There should be a positive underlying trend in place over the next seven to 10 trading days. I would become concerned (not expected) that a bigger decline might be in the making if the Nasdaq dropped to print under 1660 without attracting buyers immediately .
I had originally thought that there should be a drop in prices on Monday morning, which the markets would view as a buying opportunity, but the high P/C ratios near the end of Friday's session are simply making me think I was wrong about a Monday morning drop in prices. The underlying trend should be for higher prices.
Next week is options expiration week and sometimes Tuesdays and Wednesdays in those weeks can jam prices in opposite directions.

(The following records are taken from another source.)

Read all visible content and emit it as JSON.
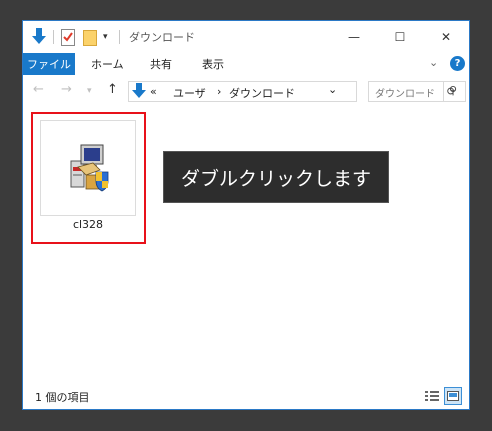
{
  "window": {
    "title": "ダウンロード",
    "controls": {
      "minimize": "—",
      "maximize": "☐",
      "close": "✕"
    }
  },
  "ribbon": {
    "tabs": [
      {
        "label": "ファイル",
        "active": true
      },
      {
        "label": "ホーム"
      },
      {
        "label": "共有"
      },
      {
        "label": "表示"
      }
    ],
    "help": "?"
  },
  "address": {
    "overflow": "«",
    "crumbs": [
      "ユーザ",
      "ダウンロード"
    ],
    "separator": "›",
    "dropdown": "⌄"
  },
  "search": {
    "placeholder": "ダウンロード"
  },
  "files": [
    {
      "name": "cl328",
      "icon": "installer-computer-icon",
      "highlighted": true
    }
  ],
  "callout": {
    "text": "ダブルクリックします"
  },
  "status": {
    "item_count": "1 個の項目"
  },
  "colors": {
    "accent": "#1979ca",
    "highlight_border": "#e8111a",
    "callout_bg": "#2d2d2d",
    "background": "#3b3b3b"
  }
}
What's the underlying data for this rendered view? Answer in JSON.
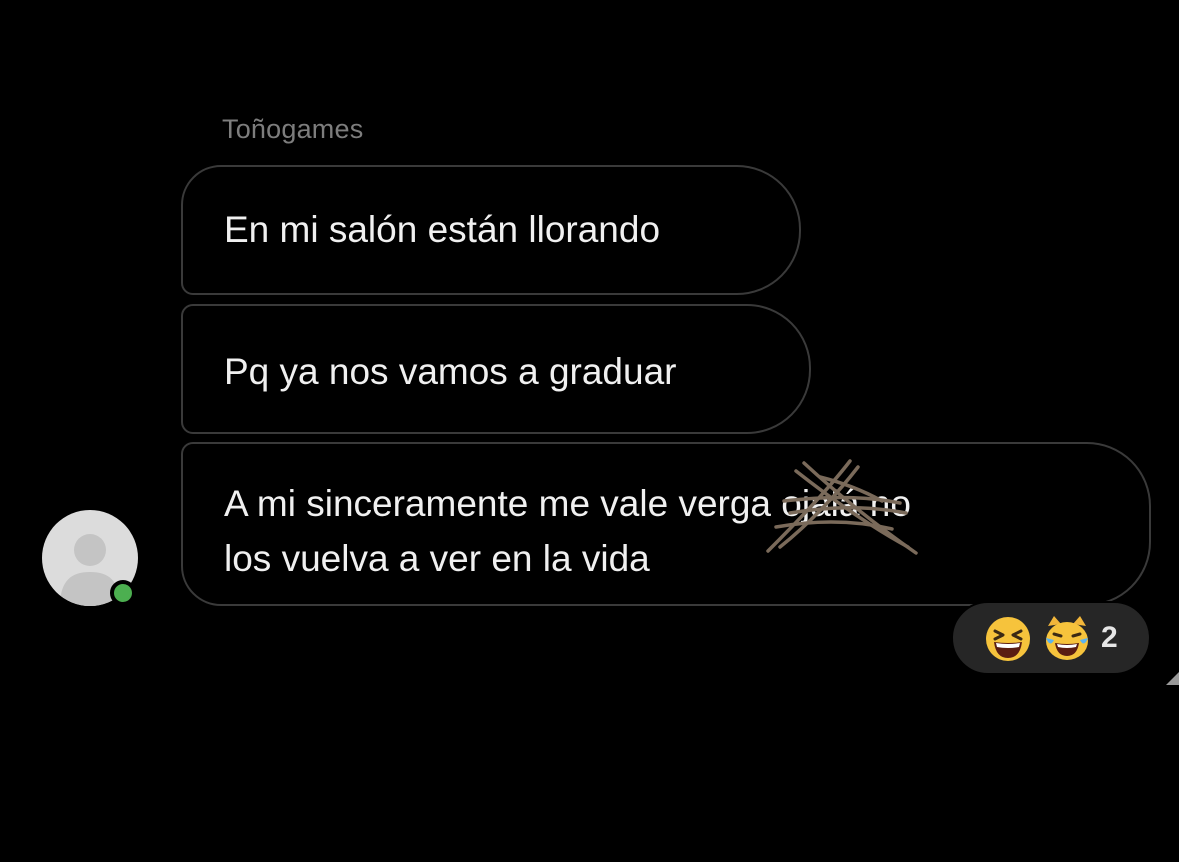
{
  "conversation": {
    "sender_name": "Toñogames",
    "messages": [
      {
        "lines": [
          "En mi salón están llorando"
        ]
      },
      {
        "lines": [
          "Pq ya nos vamos a graduar"
        ]
      },
      {
        "lines": [
          "A mi sinceramente me vale verga ojalá no",
          "los vuelva a ver en la vida"
        ]
      }
    ],
    "reactions": {
      "emojis": [
        "grinning-squinting-face",
        "cat-tears-of-joy"
      ],
      "count": "2"
    }
  },
  "avatar": {
    "status": "online",
    "status_color": "#4caf50"
  },
  "overlay": {
    "scribble_color": "#7a6a5a"
  }
}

Resistance: The S&P 500 has immediate intraday resistance at 998-1015 with a focus at 1000-1005.33, and a focus of 1010-1015.33. The bigger picture of resistance, which was established by price action in June, 2002, is that the S&P 500 has a band of resistance at 1008-1041 with a focus at 1020-1031.
The Nasdaq has immediate resistance at 1722-1748; it actually runs all the way to 1758.18. The next layer of resistance is 1778-1829.58. There is a gap in the price chart which runs 1778.80 to 1796.46. It was created by a downward gap at the opening on Apr. 22, 2002. Sometimes the first print inside a gap like this will draw sellers.
Support: The Nasdaq has immediate intraday support at 1735-1713, then 1715-1693, which makes the 1715-1713 area important support. Additional support is 1684-1648. I think it would be unhealthy if the index printed below 1660 without attracting buyers immediately.
Immediate intraday support for the S&P 500 is 990-983.63, then 980-962.10. I think it would be unhealthy if the index printed below 960 without attracting buyers immediately. There is a big band of support for the S&P 500 at 948-912.